Wahlverfahren für die Wahl zur Antragskommission

Nummer des Antrags: W-03 - Tagesordnung/Formalia

AntragsstellerIn: Bundesvorstand

Die Wahlen zur Antragskommission sind geheim und werden mit Hilfe eines elektronischen Abstimmungssystems durchgeführt.

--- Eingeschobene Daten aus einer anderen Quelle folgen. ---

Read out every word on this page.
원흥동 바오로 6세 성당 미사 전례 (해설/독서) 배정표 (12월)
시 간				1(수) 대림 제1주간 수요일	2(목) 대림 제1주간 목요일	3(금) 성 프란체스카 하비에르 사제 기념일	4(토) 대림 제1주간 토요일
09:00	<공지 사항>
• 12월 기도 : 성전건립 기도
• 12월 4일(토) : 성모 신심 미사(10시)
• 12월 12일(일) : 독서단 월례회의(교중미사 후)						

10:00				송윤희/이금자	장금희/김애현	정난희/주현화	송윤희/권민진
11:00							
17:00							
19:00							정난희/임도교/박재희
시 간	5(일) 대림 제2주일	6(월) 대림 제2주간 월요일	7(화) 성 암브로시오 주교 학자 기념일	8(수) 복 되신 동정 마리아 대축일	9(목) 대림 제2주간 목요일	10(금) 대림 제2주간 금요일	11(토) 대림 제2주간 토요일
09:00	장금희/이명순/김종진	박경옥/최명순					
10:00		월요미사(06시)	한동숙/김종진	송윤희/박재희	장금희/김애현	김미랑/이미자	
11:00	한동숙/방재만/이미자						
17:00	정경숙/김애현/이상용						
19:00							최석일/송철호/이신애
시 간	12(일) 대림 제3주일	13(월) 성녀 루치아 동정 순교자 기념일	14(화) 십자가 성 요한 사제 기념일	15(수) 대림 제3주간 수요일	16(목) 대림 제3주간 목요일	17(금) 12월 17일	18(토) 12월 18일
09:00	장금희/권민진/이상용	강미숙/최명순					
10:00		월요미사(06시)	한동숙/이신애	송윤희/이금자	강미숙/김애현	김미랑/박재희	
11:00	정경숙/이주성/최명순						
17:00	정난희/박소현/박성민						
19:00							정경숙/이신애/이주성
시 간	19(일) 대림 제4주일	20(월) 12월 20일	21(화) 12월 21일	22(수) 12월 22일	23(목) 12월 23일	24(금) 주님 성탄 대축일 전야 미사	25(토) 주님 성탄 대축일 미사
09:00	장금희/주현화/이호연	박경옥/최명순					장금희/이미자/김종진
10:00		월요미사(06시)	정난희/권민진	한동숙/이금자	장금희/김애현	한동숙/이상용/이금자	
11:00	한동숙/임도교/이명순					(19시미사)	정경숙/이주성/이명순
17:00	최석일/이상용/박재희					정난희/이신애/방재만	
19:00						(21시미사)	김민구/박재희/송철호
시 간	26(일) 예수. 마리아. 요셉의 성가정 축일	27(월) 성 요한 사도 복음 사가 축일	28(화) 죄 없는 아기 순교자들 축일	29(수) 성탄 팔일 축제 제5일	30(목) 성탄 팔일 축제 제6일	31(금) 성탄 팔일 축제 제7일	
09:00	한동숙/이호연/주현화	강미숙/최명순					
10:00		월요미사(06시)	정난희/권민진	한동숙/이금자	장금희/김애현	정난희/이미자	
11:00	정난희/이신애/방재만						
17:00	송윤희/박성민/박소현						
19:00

  1. Die Mitglieder der Antragskommission nach § 12 Ziffer (7) der Satzung werden im Blockwahlverfahren gewählt. Zunächst werden – abhängig vom Ausgang der Wahl zum/zur Politischen BundesgeschäftsführerIn – zwei bis drei Frauenplätze und danach ein bis zwei offene Plätze gewählt (Dies ergibt sich daraus, dass der/die Politische BundesgeschäftsführerIn nach der Satzung qua Amt Mitglied der Antragskommission ist und dass zum anderen für die Antragskommission insgesamt die Mindestquotierung gilt; die weiteren in die Antragskommission entsendenden Gremien Bundesvorstand und Parteirat müssen bei ihrer Delegierung ebenfalls die Mindestquotierung der Antragskommission beachten).
  2. Alle Kandidatinnen und Kandidaten stellen sich in jeweils 3 Minuten vor. Während der Vorstellung der Kandidatinnen und Kandidaten können Meldungen für Fragen an die kandidierenden Personen beim Präsidium schriftlich eingereicht werden. (Name, Kreisverband, Frage und AdressatIn). Das Präsidium verliest pro KandidatIn maximal 3 gezogene Fragen. Zur Beantwortung der Fragen stehen den jeweiligen Kandidatinnen und Kandidaten jeweils 3 Minuten zur Verfügung.
  3. Danach beginnt der Wahlgang. Die Delegierten haben in jedem Wahlgang jeweils so viele Stimmen, wie in diesem Wahlgang Antragskommissionsmitglieder zu wählen sind.
  4. Gewählt ist jeweils im ersten und zweiten Wahlgang, wer mehr als 50 Prozent der abgegebenen gültigen Stimmen erhalten hat. Für den nächsten Wahlgang scheiden alle aus, die weniger als 10 Prozent der gültigen Stimmen erhalten haben. Ab dem dritten Wahlgang reicht die relative Mehrheit. Es muss jedoch ein Mindestquorum von 25 Prozent der abgegebenen gültigen Stimmen erreicht werden. Erreichen mehr KandidatInnen in einem Wahlgang die erforderliche Mehrheit, als zu wählen sind, so sind nur die Kandidatinnen und Kandidaten mit den meisten Stimmen gewählt.